He says this is largely due to our sense of balance. "As you get older, your organ of balance tends to deteriorate and you're likely to feel more physically vulnerable."
Older adults also tend to have people who depend on them, and this can make them more troubled by the possibility of falling.
Worries such as these can intensify a phobia.
"As an adult, you're more aware of what you and your loved ones have to lose, and that's all part and parcel of vulnerability."
However, Professor Gournay adds that while acrophobia gets worse, other phobias tend to be less problematic with age.
"As you get older, you produce much less adrenaline - the fight or flight hormone - so a lot of phobias diminish." It's adrenaline that causes the racing heart and dizziness we experience when we're encountering something we're scared of, he explains.
"You might still have the fear, but you won't get the intense feelings you got when you were younger.
"Generally, phobias will probably improve with age, but if your phobia has anything to do with being vulnerable, such as heights or big crowds, it will probably get worse."
His theory is supported by a YouGov survey in 2014, which found 49 per cent of 18 to 24-year-olds were afraid of heights, compared with 61 per cent of 40 to 59-year-olds, and 64 per cent of over-60s.
Conversely, the younger adults were nearly twice as likely to be afraid of spiders (59 per cent) as the over-60s (32 per cent).
Phobias come in different forms: specific phobias related to things such as spiders, heights, blood or the dentist; or social phobias, where social situations such as speaking in public make you anxious.

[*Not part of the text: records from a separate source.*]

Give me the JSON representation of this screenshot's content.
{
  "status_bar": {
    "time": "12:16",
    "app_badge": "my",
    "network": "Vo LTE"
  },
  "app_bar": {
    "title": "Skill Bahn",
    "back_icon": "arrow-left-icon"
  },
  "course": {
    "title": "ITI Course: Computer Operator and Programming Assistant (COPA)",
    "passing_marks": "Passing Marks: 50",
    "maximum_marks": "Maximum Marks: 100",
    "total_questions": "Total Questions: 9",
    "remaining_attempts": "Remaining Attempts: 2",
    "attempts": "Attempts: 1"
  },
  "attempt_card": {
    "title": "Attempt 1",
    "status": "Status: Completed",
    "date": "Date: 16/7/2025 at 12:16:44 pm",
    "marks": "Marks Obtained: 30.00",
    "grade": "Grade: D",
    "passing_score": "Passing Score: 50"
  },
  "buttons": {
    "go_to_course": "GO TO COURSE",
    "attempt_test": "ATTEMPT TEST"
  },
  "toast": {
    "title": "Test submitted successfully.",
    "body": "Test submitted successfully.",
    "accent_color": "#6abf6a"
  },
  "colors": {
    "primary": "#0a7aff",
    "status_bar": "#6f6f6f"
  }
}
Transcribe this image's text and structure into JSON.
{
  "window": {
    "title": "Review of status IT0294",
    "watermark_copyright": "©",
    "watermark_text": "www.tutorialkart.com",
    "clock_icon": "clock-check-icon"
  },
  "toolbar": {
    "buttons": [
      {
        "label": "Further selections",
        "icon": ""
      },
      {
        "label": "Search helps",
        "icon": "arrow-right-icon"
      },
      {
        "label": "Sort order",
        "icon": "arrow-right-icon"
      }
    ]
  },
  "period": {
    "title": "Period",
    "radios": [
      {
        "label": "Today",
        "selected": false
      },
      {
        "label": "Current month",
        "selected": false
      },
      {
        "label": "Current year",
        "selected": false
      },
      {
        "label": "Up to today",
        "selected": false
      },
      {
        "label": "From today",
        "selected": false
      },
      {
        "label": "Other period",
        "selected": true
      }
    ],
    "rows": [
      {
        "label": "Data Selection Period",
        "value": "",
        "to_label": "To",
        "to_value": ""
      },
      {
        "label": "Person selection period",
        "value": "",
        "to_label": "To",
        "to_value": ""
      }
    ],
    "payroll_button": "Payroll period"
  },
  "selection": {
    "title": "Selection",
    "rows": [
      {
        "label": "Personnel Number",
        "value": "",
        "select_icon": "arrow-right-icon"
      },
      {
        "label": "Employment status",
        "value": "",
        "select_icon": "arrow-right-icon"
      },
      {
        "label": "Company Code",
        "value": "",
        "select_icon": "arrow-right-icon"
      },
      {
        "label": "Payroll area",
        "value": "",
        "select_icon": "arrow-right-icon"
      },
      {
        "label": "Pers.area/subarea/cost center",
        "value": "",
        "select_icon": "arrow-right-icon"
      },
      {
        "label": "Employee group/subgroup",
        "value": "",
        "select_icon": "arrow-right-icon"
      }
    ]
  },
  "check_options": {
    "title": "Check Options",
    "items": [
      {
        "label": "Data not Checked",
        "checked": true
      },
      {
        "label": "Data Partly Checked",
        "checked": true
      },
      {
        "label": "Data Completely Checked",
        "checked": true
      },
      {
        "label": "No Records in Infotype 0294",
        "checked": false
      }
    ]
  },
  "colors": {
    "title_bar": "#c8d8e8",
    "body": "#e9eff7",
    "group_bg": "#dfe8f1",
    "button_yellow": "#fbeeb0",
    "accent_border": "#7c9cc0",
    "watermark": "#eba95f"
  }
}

Professor Gournay has noticed that health phobias - excessive worrying about becoming ill - are much more common in younger people. "Health phobias are very common indeed and, ironically, many of the people who present with them are young, fit and healthy. Perhaps as one gets older, one becomes more resigned to suffering illnesses, and eventually, to mortality."
The key to overcoming a phobia is confronting it - unless you do, it will get worse with time, not better, says Dr Blenkiron.
"Avoiding the situation obviously does help with the anxiety for a short term but, in the long term, it's a reinforcing behaviour and makes the whole thing worse."
The best treatment is exposure therapy. Here, the patient confronts the source of their phobia for increasing amounts of time.
"Instead of running away, you stick with it, so you suffer the anxiety in the short term, but in the long term, the phobia goes away," he says.
So there is good reason to try to overcome a phobia - some research even suggests the stress of living with one may shorten your life.
A 2012 study by Brigham and Women's Hospital in Boston, in the US, found that women with phobic anxiety - fears of crowds, heights or the outside - had shorter telomeres.
These cells are like caps that protect our DNA; shorter telomeres suggest premature ageing.
The good news is that the treatment is straightforward and inexpensive. "You don't need therapy or medication," says Professor Gournay. "Phobias can be very effectively treated with self-help.
"If you have a fear of heights and escalators, go to a John Lewis store and start with the first floor, then once that feels OK, try going to the second, until you can get to the fifth.
'I have a few patients who are - hopefully - doing this as I speak."